Image of the solar system.

"As a free-to-access archive we have around 4,000 regular users ranging from academics to schoolchildren - and with web access to our solar images we expect this number to increase considerably. When we ran a website covering 1999's total solar eclipse over the UK, for example, we had 12 million hits in one day, so we know how much interest these images can create!

"Overall we're managing around 10TB of data, but looking to the future we have a project called STEREO which will generate around another 30TB over the next couple of years - all of which will be managed using DMF."

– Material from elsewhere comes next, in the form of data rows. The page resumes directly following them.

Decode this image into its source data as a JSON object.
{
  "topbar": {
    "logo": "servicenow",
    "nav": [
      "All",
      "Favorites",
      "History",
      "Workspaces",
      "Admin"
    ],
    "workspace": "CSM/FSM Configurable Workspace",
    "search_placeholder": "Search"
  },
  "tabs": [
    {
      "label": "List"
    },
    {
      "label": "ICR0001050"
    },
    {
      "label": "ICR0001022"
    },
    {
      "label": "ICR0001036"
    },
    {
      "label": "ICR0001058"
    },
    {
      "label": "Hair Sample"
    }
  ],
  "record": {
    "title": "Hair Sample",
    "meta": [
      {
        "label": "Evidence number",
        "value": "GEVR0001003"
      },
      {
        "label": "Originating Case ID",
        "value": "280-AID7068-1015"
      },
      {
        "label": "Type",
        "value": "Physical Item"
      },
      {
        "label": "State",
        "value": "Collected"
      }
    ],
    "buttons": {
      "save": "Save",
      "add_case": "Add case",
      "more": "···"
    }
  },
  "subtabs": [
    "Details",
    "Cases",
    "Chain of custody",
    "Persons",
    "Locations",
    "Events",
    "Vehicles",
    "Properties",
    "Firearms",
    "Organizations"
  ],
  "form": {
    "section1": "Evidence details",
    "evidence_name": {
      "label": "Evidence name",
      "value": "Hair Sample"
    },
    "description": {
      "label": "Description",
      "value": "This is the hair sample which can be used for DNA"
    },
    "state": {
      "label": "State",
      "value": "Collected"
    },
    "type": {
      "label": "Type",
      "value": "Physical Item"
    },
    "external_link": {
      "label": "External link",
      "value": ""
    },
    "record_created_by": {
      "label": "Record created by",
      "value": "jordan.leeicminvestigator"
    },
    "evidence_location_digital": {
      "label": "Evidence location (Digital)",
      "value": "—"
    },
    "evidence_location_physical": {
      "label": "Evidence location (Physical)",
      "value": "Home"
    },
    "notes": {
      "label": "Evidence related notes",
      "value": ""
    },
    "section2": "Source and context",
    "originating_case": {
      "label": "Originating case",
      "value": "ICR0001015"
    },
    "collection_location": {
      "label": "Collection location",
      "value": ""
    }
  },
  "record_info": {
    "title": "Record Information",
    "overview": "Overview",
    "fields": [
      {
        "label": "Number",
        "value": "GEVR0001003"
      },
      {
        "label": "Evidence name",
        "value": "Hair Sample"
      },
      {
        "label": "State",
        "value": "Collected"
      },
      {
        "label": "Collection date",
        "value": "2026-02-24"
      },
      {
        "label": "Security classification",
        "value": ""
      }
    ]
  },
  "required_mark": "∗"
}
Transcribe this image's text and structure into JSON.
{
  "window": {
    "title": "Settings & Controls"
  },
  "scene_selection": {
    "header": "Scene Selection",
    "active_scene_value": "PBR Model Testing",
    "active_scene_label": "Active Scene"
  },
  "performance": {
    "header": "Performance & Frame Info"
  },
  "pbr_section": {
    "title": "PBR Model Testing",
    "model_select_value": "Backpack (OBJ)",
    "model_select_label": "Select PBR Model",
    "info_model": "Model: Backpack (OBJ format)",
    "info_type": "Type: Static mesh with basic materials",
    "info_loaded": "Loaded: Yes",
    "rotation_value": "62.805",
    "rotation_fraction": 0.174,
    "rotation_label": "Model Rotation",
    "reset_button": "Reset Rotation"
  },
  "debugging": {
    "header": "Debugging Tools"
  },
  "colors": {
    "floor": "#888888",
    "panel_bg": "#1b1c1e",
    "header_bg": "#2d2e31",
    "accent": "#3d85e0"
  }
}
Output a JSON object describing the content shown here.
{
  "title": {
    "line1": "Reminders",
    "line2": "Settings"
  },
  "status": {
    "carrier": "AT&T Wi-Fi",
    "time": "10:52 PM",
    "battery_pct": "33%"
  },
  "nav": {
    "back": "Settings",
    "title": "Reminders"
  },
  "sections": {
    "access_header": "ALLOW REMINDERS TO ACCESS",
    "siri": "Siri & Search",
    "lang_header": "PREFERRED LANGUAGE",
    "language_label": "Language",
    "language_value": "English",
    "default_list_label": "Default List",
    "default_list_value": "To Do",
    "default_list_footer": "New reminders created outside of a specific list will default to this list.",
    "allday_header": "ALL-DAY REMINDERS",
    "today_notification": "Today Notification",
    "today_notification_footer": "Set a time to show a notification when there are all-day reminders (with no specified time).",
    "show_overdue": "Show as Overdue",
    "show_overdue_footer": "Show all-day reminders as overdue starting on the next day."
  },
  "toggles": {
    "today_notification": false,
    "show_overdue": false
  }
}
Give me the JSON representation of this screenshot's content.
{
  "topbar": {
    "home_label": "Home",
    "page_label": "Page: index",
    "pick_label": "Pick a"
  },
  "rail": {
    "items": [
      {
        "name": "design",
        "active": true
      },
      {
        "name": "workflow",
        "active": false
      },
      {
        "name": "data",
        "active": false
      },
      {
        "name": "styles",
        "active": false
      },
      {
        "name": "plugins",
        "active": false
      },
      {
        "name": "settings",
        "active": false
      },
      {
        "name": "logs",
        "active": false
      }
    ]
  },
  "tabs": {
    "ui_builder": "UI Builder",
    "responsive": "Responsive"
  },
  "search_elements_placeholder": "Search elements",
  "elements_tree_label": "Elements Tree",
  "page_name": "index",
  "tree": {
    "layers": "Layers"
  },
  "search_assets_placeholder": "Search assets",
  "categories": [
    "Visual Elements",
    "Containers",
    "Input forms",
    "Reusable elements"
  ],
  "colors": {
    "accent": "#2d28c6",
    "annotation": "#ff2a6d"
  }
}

- Matthew Wild, Project Responsible Officer, UK Solar System Data Centre

Why SGI?
"When we went out to competitive tender for the HSM project, we wanted a combination of capacity, cost, performance, reliability (for connecting to our existing infrastructure), and compatibility with Storage Resource Broker, which we use for data management," says Tim Folkes, Data Store Manager. "SARA in Amsterdam (who run similar sorts of activities at similar sorts of scale as we do) had done a lot of work on this, and also on Grid FTP, so we visited them to talk about their experiences with DMF. Our discussions were very positive, and also highlighted the low level of maintenance required by the system - it basically looks after itself - and its ease of administration."

The Petabyte Storage Group's HSM solution is based on SGI® InfiniteStorage NAS 2000 Gateway with DMF, and a two-brick SGI® Altix® 350 midrange server with four CPUs and 12GB of memory. The system was originally supplied with an SGI® InfiniteStorage 9300 disk array housing 28TB of SATA storage, to which an additional 16.8TB was added in December 2005. RAL also has a license enabling this to be extended to 500TB as required.

"In terms of scalability, we were looking for an HSM solution that could take us to the 0.5 Petabyte level, which DMF achieves easily," concludes David Corney. "And for our users, whereas our other systems require specialized skills in order to access them, DMF uses NFS as a file system, and you don't get a lot simpler than that!"